The Will named a guardian for their minor children, and named a trustee to hold their children’s money in trust until they reached age 21. The Durable Power of Attorney only addressed basic financial issues, naming an agent to act in their place (paying bills, writing checks for the kids’ various activities) in the event they were unable to.
Joe and Claire did not prepare a Living Will, or any type of estate planning document that named another person to make healthcare decisions for them if needed. Their main focus was their children, and making sure the mortgage and other bills were paid if something happened to them while they were away.
Joe and Claire arrived home from their trip perfectly healthy, and the documents they signed sat in a safe deposit box for the next 20 years. Now age 65, Joe and Claire are nearing retirement and have accumulated a nice “nest egg” and just paid off their home.
However, they recently had a friend suffer a near-fatal heart attack and it was a sharp reminder to them of how precious life is. The topic of their Will from 20 years ago came up, and they both agreed it was time for an update.
Joe and Claire now need estate planning documents that address their current age and status – near retirement with substantial savings. The Durable Power of Attorney that worked for their purposes 20 years ago needs a major makeover. Joe and Claire need to consider who will step in and make financials decisions on all of their matters if they are unable to act due to incapacity.

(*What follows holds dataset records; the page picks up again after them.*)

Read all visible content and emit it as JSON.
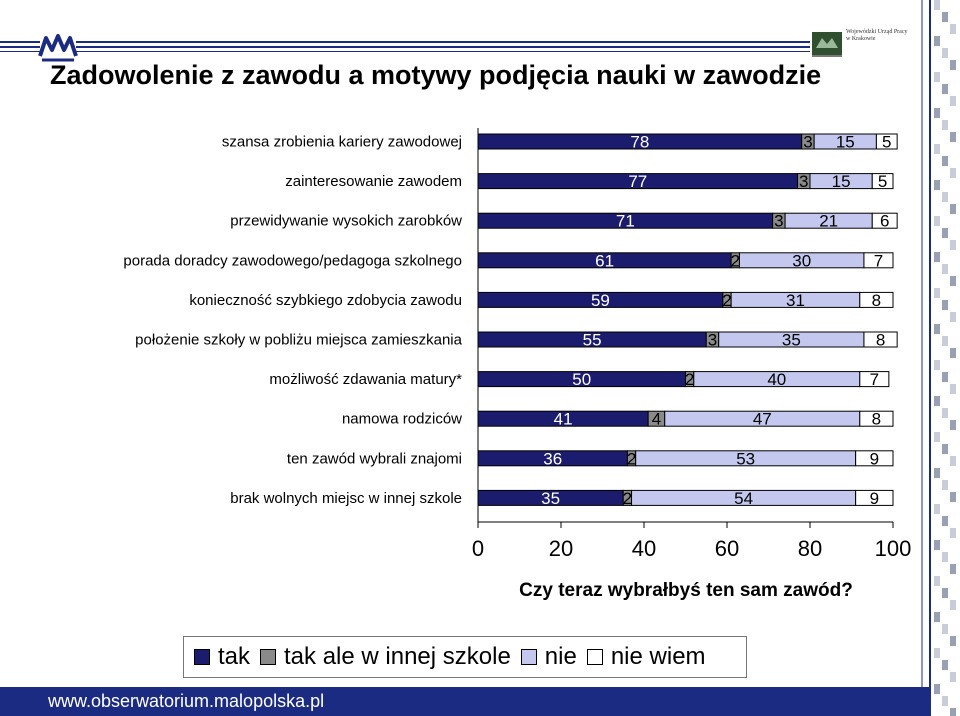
{
  "title": "Zadowolenie z zawodu a motywy podjęcia nauki w zawodzie",
  "logo_right_text": "Wojewódzki Urząd Pracy w Krakowie",
  "footer_url": "www.obserwatorium.malopolska.pl",
  "colors": {
    "tak": "#1c1c6e",
    "tak_ale_w_innej_szkole": "#8a8a8a",
    "nie": "#c4c8ee",
    "nie_wiem": "#ffffff",
    "footer_bg": "#1c2b82"
  },
  "chart_data": {
    "type": "bar",
    "orientation": "horizontal",
    "stacked": true,
    "xlabel": "Czy teraz wybrałbyś ten sam zawód?",
    "xlim": [
      0,
      100
    ],
    "xticks": [
      "0",
      "20",
      "40",
      "60",
      "80",
      "100"
    ],
    "legend_position": "bottom",
    "categories": [
      "szansa zrobienia kariery zawodowej",
      "zainteresowanie zawodem",
      "przewidywanie wysokich zarobków",
      "porada doradcy zawodowego/pedagoga szkolnego",
      "konieczność szybkiego zdobycia zawodu",
      "położenie szkoły w pobliżu miejsca zamieszkania",
      "możliwość zdawania matury*",
      "namowa rodziców",
      "ten zawód wybrali znajomi",
      "brak wolnych miejsc w innej szkole"
    ],
    "series": [
      {
        "name": "tak",
        "values": [
          78,
          77,
          71,
          61,
          59,
          55,
          50,
          41,
          36,
          35
        ]
      },
      {
        "name": "tak ale w innej szkole",
        "values": [
          3,
          3,
          3,
          2,
          2,
          3,
          2,
          4,
          2,
          2
        ]
      },
      {
        "name": "nie",
        "values": [
          15,
          15,
          21,
          30,
          31,
          35,
          40,
          47,
          53,
          54
        ]
      },
      {
        "name": "nie wiem",
        "values": [
          5,
          5,
          6,
          7,
          8,
          8,
          7,
          8,
          9,
          9
        ]
      }
    ]
  }
}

Incapacity can be the result of a disease, like Alzheimer’s, or it could come from a more sudden health event, like a heart attack or stroke. As Joe and Claire grow older, the possibility of a debilitating health event increases. They have more assets than they did 20 years ago, including a number of online accounts that would need to be managed. A generic form is usually not enough to cover the complex issues that arise as we get older, and as we acquire more possessions.

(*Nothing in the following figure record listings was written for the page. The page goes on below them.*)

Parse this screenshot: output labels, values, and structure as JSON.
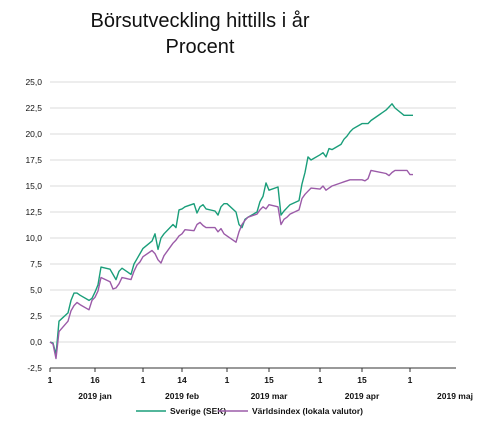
{
  "chart_data": {
    "type": "line",
    "title": "Börsutveckling hittills i år",
    "subtitle": "Procent",
    "xlabel": "",
    "ylabel": "",
    "ylim": [
      -2.5,
      25
    ],
    "yticks": [
      "-2,5",
      "0,0",
      "2,5",
      "5,0",
      "7,5",
      "10,0",
      "12,5",
      "15,0",
      "17,5",
      "20,0",
      "22,5",
      "25,0"
    ],
    "x_day_ticks": [
      "1",
      "16",
      "1",
      "14",
      "1",
      "15",
      "1",
      "15",
      "1"
    ],
    "x_month_labels": [
      "2019 jan",
      "2019 feb",
      "2019 mar",
      "2019 apr",
      "2019 maj"
    ],
    "grid": true,
    "legend_position": "bottom",
    "x": [
      "2019-01-01",
      "2019-01-02",
      "2019-01-03",
      "2019-01-04",
      "2019-01-07",
      "2019-01-08",
      "2019-01-09",
      "2019-01-10",
      "2019-01-11",
      "2019-01-14",
      "2019-01-15",
      "2019-01-16",
      "2019-01-17",
      "2019-01-18",
      "2019-01-21",
      "2019-01-22",
      "2019-01-23",
      "2019-01-24",
      "2019-01-25",
      "2019-01-28",
      "2019-01-29",
      "2019-01-30",
      "2019-01-31",
      "2019-02-01",
      "2019-02-04",
      "2019-02-05",
      "2019-02-06",
      "2019-02-07",
      "2019-02-08",
      "2019-02-11",
      "2019-02-12",
      "2019-02-13",
      "2019-02-14",
      "2019-02-15",
      "2019-02-18",
      "2019-02-19",
      "2019-02-20",
      "2019-02-21",
      "2019-02-22",
      "2019-02-25",
      "2019-02-26",
      "2019-02-27",
      "2019-02-28",
      "2019-03-01",
      "2019-03-04",
      "2019-03-05",
      "2019-03-06",
      "2019-03-07",
      "2019-03-08",
      "2019-03-11",
      "2019-03-12",
      "2019-03-13",
      "2019-03-14",
      "2019-03-15",
      "2019-03-18",
      "2019-03-19",
      "2019-03-20",
      "2019-03-21",
      "2019-03-22",
      "2019-03-25",
      "2019-03-26",
      "2019-03-27",
      "2019-03-28",
      "2019-03-29",
      "2019-04-01",
      "2019-04-02",
      "2019-04-03",
      "2019-04-04",
      "2019-04-05",
      "2019-04-08",
      "2019-04-09",
      "2019-04-10",
      "2019-04-11",
      "2019-04-12",
      "2019-04-15",
      "2019-04-16",
      "2019-04-17",
      "2019-04-18",
      "2019-04-23",
      "2019-04-24",
      "2019-04-25",
      "2019-04-26",
      "2019-04-29",
      "2019-04-30",
      "2019-05-01",
      "2019-05-02"
    ],
    "series": [
      {
        "name": "Sverige (SEK)",
        "color": "#1a9e7a",
        "values": [
          0.0,
          -0.1,
          -1.2,
          2.0,
          2.8,
          4.0,
          4.7,
          4.7,
          4.5,
          4.0,
          4.2,
          4.8,
          5.5,
          7.2,
          7.0,
          6.5,
          6.0,
          6.8,
          7.1,
          6.5,
          7.5,
          8.0,
          8.5,
          9.0,
          9.7,
          10.4,
          8.9,
          10.0,
          10.4,
          11.3,
          11.0,
          12.7,
          12.8,
          13.0,
          13.3,
          12.4,
          13.0,
          13.2,
          12.8,
          12.6,
          12.2,
          13.0,
          13.3,
          13.3,
          12.5,
          11.3,
          11.0,
          11.8,
          12.0,
          12.5,
          13.5,
          14.0,
          15.3,
          14.6,
          14.9,
          12.2,
          12.6,
          12.9,
          13.2,
          13.6,
          15.2,
          16.3,
          17.8,
          17.5,
          18.0,
          18.2,
          17.8,
          18.6,
          18.5,
          19.0,
          19.5,
          19.8,
          20.2,
          20.5,
          21.0,
          21.0,
          21.0,
          21.3,
          22.3,
          22.6,
          22.9,
          22.5,
          21.8,
          21.8,
          21.8,
          21.8
        ]
      },
      {
        "name": "Världsindex (lokala valutor)",
        "color": "#9b5ba8",
        "values": [
          0.0,
          -0.2,
          -1.6,
          1.0,
          2.0,
          3.0,
          3.5,
          3.8,
          3.6,
          3.1,
          4.0,
          4.3,
          4.9,
          6.2,
          5.8,
          5.1,
          5.2,
          5.6,
          6.2,
          6.0,
          6.8,
          7.4,
          7.7,
          8.2,
          8.8,
          8.5,
          7.9,
          7.6,
          8.3,
          9.5,
          9.8,
          10.2,
          10.4,
          10.8,
          10.7,
          11.3,
          11.5,
          11.2,
          11.0,
          11.0,
          10.6,
          10.9,
          10.4,
          10.2,
          9.6,
          10.6,
          11.3,
          11.7,
          12.0,
          12.3,
          12.7,
          13.0,
          12.8,
          13.2,
          13.0,
          11.3,
          11.8,
          12.0,
          12.3,
          12.7,
          13.8,
          14.2,
          14.5,
          14.8,
          14.7,
          15.0,
          14.6,
          14.8,
          15.0,
          15.3,
          15.4,
          15.5,
          15.6,
          15.6,
          15.6,
          15.5,
          15.7,
          16.5,
          16.2,
          16.0,
          16.3,
          16.5,
          16.5,
          16.5,
          16.1,
          16.1
        ]
      }
    ]
  }
}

This increasing possibility of a health crisis also sheds light on the need to have their medical wishes properly documented through a health care directive. What type of life-sustaining measures should be undertaken for them? Who will make health care decisions if they are unable to? The natural choice is to choose the other spouse as agent, but what if the other spouse is unable or unwilling to act?

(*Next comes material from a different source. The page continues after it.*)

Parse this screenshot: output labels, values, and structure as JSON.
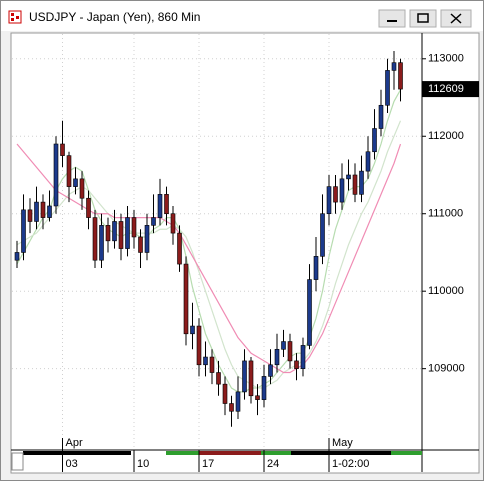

If Joe and Claire haven’t designated their agent through proper legal estate planning documents, then a court may be left to decide for them – an expensive and sometimes lengthy process that can be very stressful on the family.
Another issue that is important to discuss is what type of care should be provided if Joe or Claire need it? Does Joe wish to stay home and receive care there? If so, who should provide that care? Do both of them want to transition to independent living at some point when keeping up a home and yard becomes too much? If the conversation isn’t held while Joe and Claire are healthy, then other family members and friends are left to guess what they would have wanted.
As shown above, age-appropriate estate planning documents that address health care and financial decision-making are critical. The other critical planning concern is what will happen to all of Joe and Claire’s possessions if one or both of them get sick and need substantial care on a long-term basis?